Role of heparan sulfate in mediating CXCL8-induced endothelial cell migration

Abstract

CXCL8 (Interleukin-8, IL-8) plays an important role in angiogenesis and wound healing by prompting endothelial cell migration. It has been suggested that heparan sulfate (HS) could provide binding sites on endothelial cells to retain and activate highly diffusible cytokines and inflammatory chemokines. In the present study, we aimed to test the hypothesis that HS is essential for enhancement of endothelial cell migration by CXCL8, and to explore the underlying mechanism by detecting the changes in expression and activity of Rho GTPases and in the organization of actin cytoskeleton after enzymatic removal of HS on human umbilical vein endothelial cells (HUVECs) by using heparinase III. Our results revealed that the wound healing induced by CXCL8 was greatly attenuated by removal of HS. The CXCL8-upregulated Rho GTPases including Cdc42, Rac1, and RhoA, and CXCL8-increased Rac1/Rho activity were suppressed by removal of HS. The polymerization and polarization of actin cytoskeleton, and the increasing of stress fibers induced by CXCL8 were also abolished by heparinase III. Taken together, our results demonstrated an essential role of HS in mediating CXCL8-induced endothelial cell migration, and highlighted the biological importance of the interaction between CXCL8 and heparan sulfate in wound healing.

Keywords: CXCL8; Cell migration; HUVEC; Heparan sulfate; Rho GTPases.

Figure 1. Heparinase III attenuated the CXCL8-induced wound healing.

HUVEC monolayers were scratched by a yellow tip after confluence in 6-well plates, followed by twice-washed to remove the cell debris, and then were treated with 15 mU/ml heparinase III (HepIII), 100 ng/ml CXCL8, or both for indicated times (4, 8, and 12 h), respectively. Normal cell without treatment was set as control (CT). At each time point, photographs were taken (A), and the wound areas were calculated to evaluate the cell migration capacity (B). CXCL8 induced wound healing suggesting CXCL8 promotes cell migration, and this could be attenuated by heparinase III. Scale bar: 400 µm; n = 4; ^∗P < 0.05, ^∗∗P < 0.01 vs. control; #P < 0.05 vs. CXCL8 at each time point.

Figure 2. Effect of heparinase III on the CXCL8-modulated expression of Rho GTPases.

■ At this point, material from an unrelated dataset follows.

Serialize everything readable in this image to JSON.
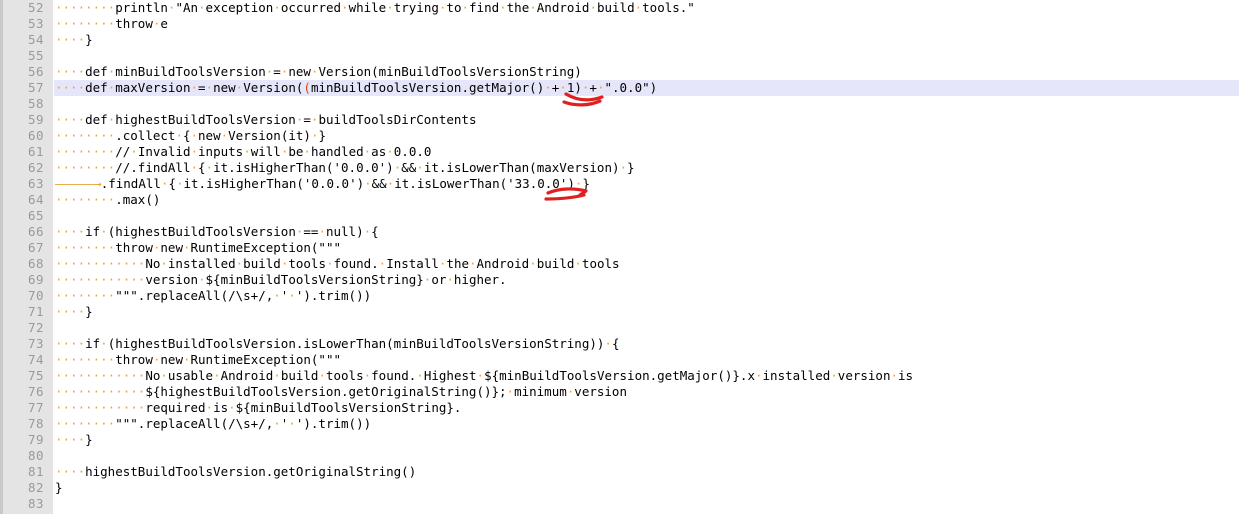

HUVECs were treated with 15 mU/ml heparinase III (HepIII), 100 ng/ml CXCL8, or both for indicated times (4 and 12 h), respectively. Normal cell without treatment was set as control (CT). The expression of Rho-GTPases was detected by western blot, and quantitative data were obtained using ImageJ: (A and B) Cdc42; (C and D) Rac1; (E and F) RhoA. ^∗P < 0.05 vs. CT at 12 h; #P < 0.05.

Figure 3. Rho GTPases activity.

After treatments, the Rho GTPase activity in HUVECs was detected by using the active Rho/Rac1 pulldown assay, and quantitative data were obtained. (A and B) CXCL8 increased the Rac1 activity at 12 h, and this was abolished by heparinase III; (C and D) Heparinase III significantly reduced the CXCL8-induced Rho activity at both 4 h and 12 h. ^∗aP < 0.05 vs. CT at 4 h; ^∗bP < 0.05 vs. CT at 12 h; #P < 0.05.

Figure 4. Heparinase III inhibited the CXCL8-induced actin cytoskeleton reorganization.

After treatments, cells were fixed in 2% paraformaldehyde, permeabilized with 1% Triton X-100, and stained with BODIPY^® FL phallacidin to visualize the actin cytoskeleton (Green) by confocal microscopy (A). Blue indicates cell nuclei stained by DAPI. Red and yellow arrow heads indicate stress fibers and stress bands, respectively. Scale bar: 50 µm. (B) Relaxation rate of stress fiber, which defined as ratio of actual length of a stress fiber to shortest distance between both ends (as shown in the rectangle box). n = 30 stress fibers. (C) Thickness of stress fiber. n = 30 stress fibers. (D) Width of stress bands. n = 30 stress bands. ^∗aP < 0.05 vs. CT at 4 h; ^∗bP < 0.05 vs. CT at 12 h; #P < 0.05.